Hotman Paris Colek Kapolri soal 'Kartel Kremasi': Tindak Krematorium Nakal!

Tim detikcom - detikNews
Selasa, 20 Jul 2021 11:01 WIB
Hotman Paris
Hotman Paris (Ismail/detikHOT)

Penjelasan Pihak Rumah Duka Abadi

Yayasan Rumah Duka Abadi di Daan Mogot, Jakarta Barat, memberikan klarifikasi terkait broadcast seorang warga yang mengaku 'diperas kartel kremasi'. Pihak yayasan juga menjelaskan soal uang Rp 45 juta untuk jasa kremasi bukan dari rumah duka, melainkan dari pihak krematorium.

Business Development Rumah Duka Abadi, Indra Palus, mengatakan pihaknya tidak menyediakan jasa kremasi, melainkan hanya memfasilitasi persemayaman dan pengantaran jenazah.

"Kami hanya penyedia jasa, karena kami nggak punya kremasi karena kami khusus persemayaman," ujar Indra kepada wartawan di Yayasan Rumah Duka Abadi, Daan Mogot, Jakarta Barat, Senin (19/7/2021).

Indra menjelaskan duduk perkara terkait permintaan warga untuk kremasi jenazah COVID-19. Menurut Indra, pihaknya kedatangan warga yang meminta dicarikan tempat kremasi jenazah COVID-19 anggota keluarganya. Keluarga tersebut disebutnya butuh cepat tempat kremasi.

"Kami hanya tanya ada slot kosong nggak (ke sejumlah tempat kremasi) karena ada keluarga membutuhkan. Banyak yang nelpon ke sini nawar-nawarin, ya sudah paling cepet saja," jelas Indra.

Harga Rp 45 Juta dari Pihak Krematorium

Indra kemudian menjelaskan yang menetapkan harga Rp 45 juta itu adalah pihak krematorium di Cirebon, Jawa Barat. Harga tersebut dikatakan Indra sudah termasuk pelarungan, kremasi, guci, dan lain-lain.

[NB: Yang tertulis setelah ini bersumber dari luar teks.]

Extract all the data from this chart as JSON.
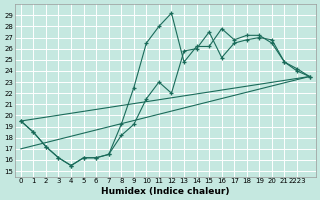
{
  "xlabel": "Humidex (Indice chaleur)",
  "bg_color": "#c5e8e0",
  "grid_color": "#ffffff",
  "line_color": "#1a6b5a",
  "xlim": [
    -0.5,
    23.5
  ],
  "ylim": [
    14.5,
    30.0
  ],
  "ytick_vals": [
    15,
    16,
    17,
    18,
    19,
    20,
    21,
    22,
    23,
    24,
    25,
    26,
    27,
    28,
    29
  ],
  "xtick_vals": [
    0,
    1,
    2,
    3,
    4,
    5,
    6,
    7,
    8,
    9,
    10,
    11,
    12,
    13,
    14,
    15,
    16,
    17,
    18,
    19,
    20,
    21,
    22,
    23
  ],
  "xtick_labels": [
    "0",
    "1",
    "2",
    "3",
    "4",
    "5",
    "6",
    "7",
    "8",
    "9",
    "10",
    "11",
    "12",
    "13",
    "14",
    "15",
    "16",
    "17",
    "18",
    "19",
    "20",
    "21",
    "2223",
    ""
  ],
  "curve1_x": [
    0,
    1,
    2,
    3,
    4,
    5,
    6,
    7,
    8,
    9,
    10,
    11,
    12,
    13,
    14,
    15,
    16,
    17,
    18,
    19,
    20,
    21,
    22,
    23
  ],
  "curve1_y": [
    19.5,
    18.5,
    17.2,
    16.2,
    15.5,
    16.2,
    16.2,
    16.5,
    19.2,
    22.5,
    26.5,
    28.0,
    29.2,
    24.8,
    26.2,
    26.2,
    27.8,
    26.8,
    27.2,
    27.2,
    26.5,
    24.8,
    24.2,
    23.5
  ],
  "curve2_x": [
    0,
    1,
    2,
    3,
    4,
    5,
    6,
    7,
    8,
    9,
    10,
    11,
    12,
    13,
    14,
    15,
    16,
    17,
    18,
    19,
    20,
    21,
    22,
    23
  ],
  "curve2_y": [
    19.5,
    18.5,
    17.2,
    16.2,
    15.5,
    16.2,
    16.2,
    16.5,
    18.2,
    19.2,
    21.5,
    23.0,
    22.0,
    25.8,
    26.0,
    27.5,
    25.2,
    26.5,
    26.8,
    27.0,
    26.8,
    24.8,
    24.0,
    23.5
  ],
  "line1_x": [
    0,
    23
  ],
  "line1_y": [
    19.5,
    23.5
  ],
  "line2_x": [
    0,
    23
  ],
  "line2_y": [
    17.0,
    23.5
  ]
}
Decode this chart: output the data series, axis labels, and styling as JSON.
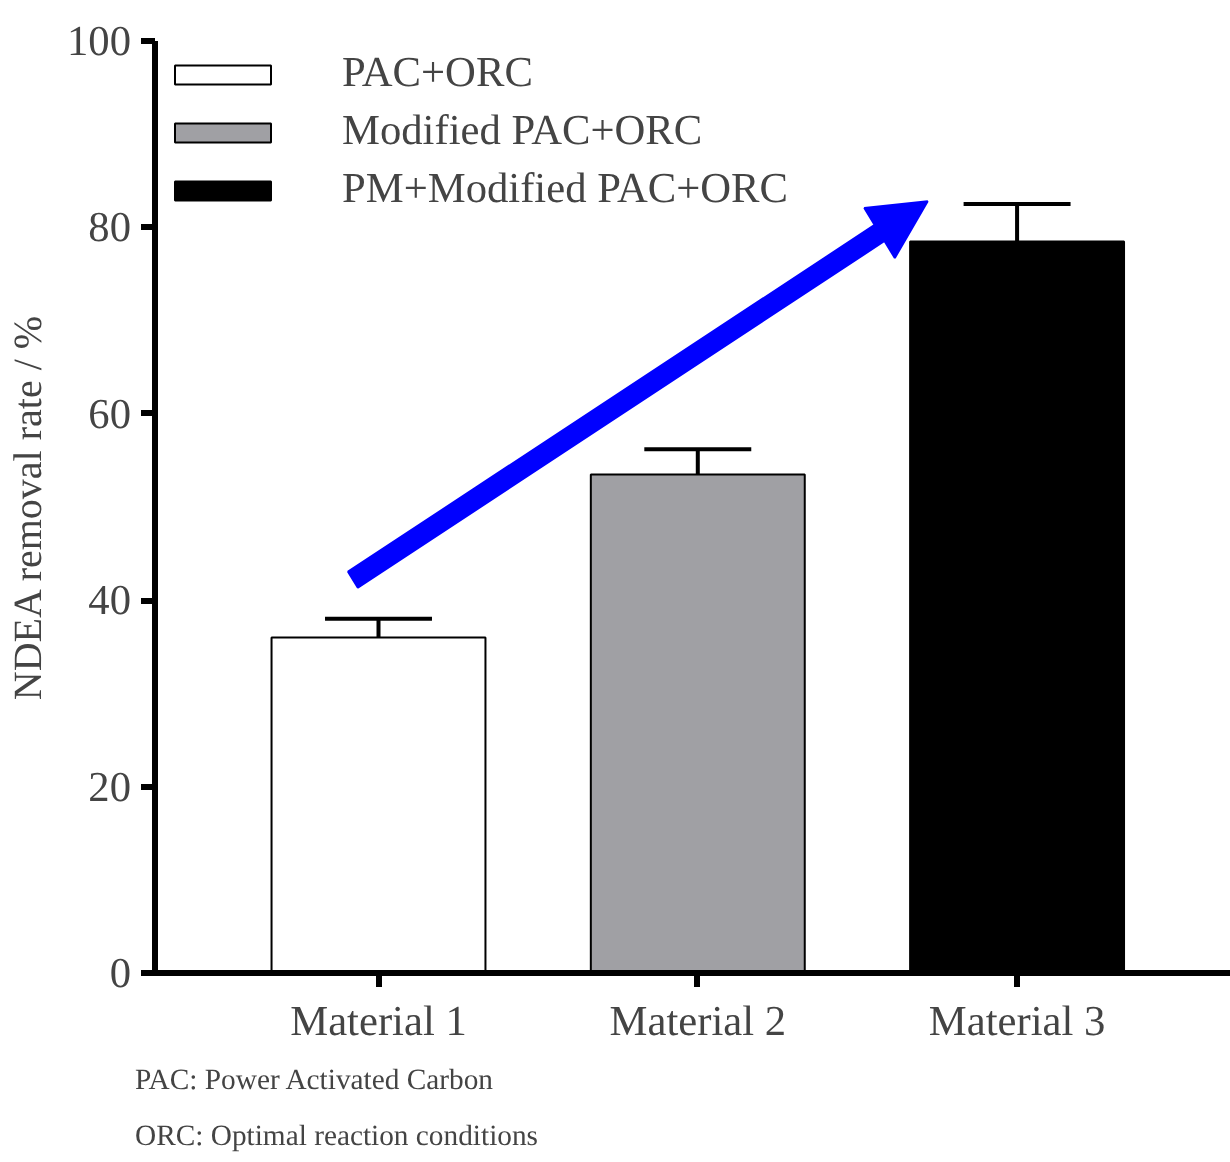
{
  "chart_data": {
    "type": "bar",
    "categories": [
      "Material 1",
      "Material 2",
      "Material 3"
    ],
    "series": [
      {
        "name": "PAC+ORC",
        "color": "#ffffff",
        "values": [
          36,
          null,
          null
        ],
        "errors": [
          2,
          null,
          null
        ]
      },
      {
        "name": "Modified PAC+ORC",
        "color": "#a0a0a4",
        "values": [
          null,
          53.5,
          null
        ],
        "errors": [
          null,
          2.7,
          null
        ]
      },
      {
        "name": "PM+Modified PAC+ORC",
        "color": "#000000",
        "values": [
          null,
          null,
          78.5
        ],
        "errors": [
          null,
          null,
          4
        ]
      }
    ],
    "ylabel": "NDEA removal rate / %",
    "ylim": [
      0,
      100
    ],
    "yticks": [
      0,
      20,
      40,
      60,
      80,
      100
    ],
    "grid": false,
    "legend": "top left",
    "annotations": [
      "PAC: Power Activated Carbon",
      "ORC: Optimal reaction conditions"
    ]
  }
}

"Iya di sana, nah kami kasih tahu harganya segini-gini dan tanya setuju nggak? Karena kami kan balikin lagi ke keluarga, mau diambil atau tidak. Nah kalau dari pihak keluarga ini setuju," ungkap Indra.

Menurut Indra, harga tersebut memang tidak wajar. Kalaupun di masa pandemi COVID-19 ada kenaikan harga, harga yang ditetapkan tempat kremasi di Cirebon ini menurutnya di luar kewajaran.